Изменить размер шрифта - +
Мол, столько крови в нем пересохло, что лишь красивая оболочка осталась. А самое главное – механические внутренности погибли безвозвратно…

Дед хотел было сжечь инструмент в костре, но что то удержало его от сего поступка, да так и дотаскался он со своим единственным трофеем до конца войны. С аккордеоном и домой вернулся.

Бабка, сначала счастливая, что супруг остался живым и невредимым, впоследствии раздражалась, что он, непутевый, притащил за тридевять земель тяжесть такую бесполезную. Тем более внутри этой глупости хранилась кровь убитого дедом немца. Бабка же была мнительна и верила в потустороннее.

– Выбрось ты его! – доставала. – Уж лучше бы вазу какую привез, как Борька Семенов, богемскую…

Но дед почему то и дома не хотел расставаться с бессмысленной вещью, отмахивался от бабки и хранил трофей под кроватью. Единственное, о чем жалел, так это о том, что не пошарил тогда у немца в доме, футляра для инструмента не взял. Лежал бы аккордеон в футляре…

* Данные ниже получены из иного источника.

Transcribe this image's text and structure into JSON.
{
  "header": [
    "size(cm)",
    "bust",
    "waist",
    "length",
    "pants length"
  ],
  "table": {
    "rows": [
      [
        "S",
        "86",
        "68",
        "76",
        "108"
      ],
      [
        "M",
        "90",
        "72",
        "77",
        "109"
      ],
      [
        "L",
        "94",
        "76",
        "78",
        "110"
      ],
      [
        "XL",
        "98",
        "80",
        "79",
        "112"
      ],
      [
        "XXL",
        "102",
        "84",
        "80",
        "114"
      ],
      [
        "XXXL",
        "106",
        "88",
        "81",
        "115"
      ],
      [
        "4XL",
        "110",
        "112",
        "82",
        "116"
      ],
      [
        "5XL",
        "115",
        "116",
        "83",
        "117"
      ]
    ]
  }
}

А потом дед решил инструмент восстановить.

Разобрал его на тысяча двести тридцать деталей и каждой, по очередности снятия, присвоил порядковый номер.

Части аккордеона лежали по всему дому, доводя бабку до бешенства, а один раз, увидев окровавленные меха, она закричала истошно и пригрозила деду, что сожжет эту дрянь без следа.

– Сожжешь – прибью! – предупредил дед.

Мужик вообще то он был смирный, и такое предупреждение произвело на бабку сильное впечатление. Более она об инструменте не заговаривала, а лишь искоса наблюдала, как дед приносил в дом специальную литературу, штудировал ее, какие то схемы и чертежи изучал, лобзиком пользовался и вонючие химикаты в ванной разводил. Поместил в них меха и стал ждать, когда кровь отойдет. Но то ли химикаты были не те, то ли немец оказался таким въедливым, все было тщетно – кровь не растворялась…

А потом он сушил меха в специальной печи, у товарища Семина на лекарственном предприятии.

Полгода ушло на сборку аккордеона, а когда он закончил под Пасху работу и руки в холодной воде остудил, то так и не смог отважиться опробовать инструмент в действии… Примерял ремни, а до клавиш лишь дотрагивался нежно… Назавтра приобрел на барахолке матерчатый чехол и засунул вещь под кровать.

Лишь к зиме, когда получили две комнаты в коммуналке, под водочку на новоселье, да с сотоварищами по войне, он вдруг отважился. То ли в подпитии был изрядном, то ли еще что, но вдруг нырнул под кровать и явился оттуда с аккордеоном.

С отчаянием выдохнул и с силой растянул меха…

Аккордеон завыл многозвучно, да так отвратительно, что за стеной зашлись лаем собаки, а сотоварищи слегка протрезвели. А дед все раздвигал меха и сдвигал. Казалось, что он тронулся умом и наслаждается сей чудовищной какофонией.

Дед прекратил играть так же неожиданно, как и начал.

– Починил, – удовлетворенно сказал и выпил полстакана.

Несколько дней после новоселья немыслимыми аккордами дед доводил весь дом, пока жильцы не вызвали милицию, а та, в свою очередь, пригрозила бывшему десантнику психушкой.

Дед в больницу не желал, а потому запер аккордеон на антресолях.

На предложения бабки сдать ненужное в комиссионку смотрел зверем…

 

* * *

 

Колька Писарев, восьми лет от роду, взял оставленный дедом в спальне аккордеон, с трудом водрузил машину себе на грудь, выпрямился и так отчаянно вонзил в клавиши пальцы правой руки, что, казалось, трофейный перламутр не выдержит и проломится. Но не тут то было. Вместо того чтобы затрещать или хотя бы завыть истошно, инструмент вдруг издал стройный звук, в котором содержалось и благородство, и некая надрывная нота.

Колька сделал паузу, закатил в поднебесье глаза, сделал короткий вздох, словно изготовился к прыжку, да как разогнался детскими пальчиками по клавиатуре, да такие созвучия стал трофей выдавать, что празднующим День Победы ветеранам на миг показалось, что это вдруг включилось радио.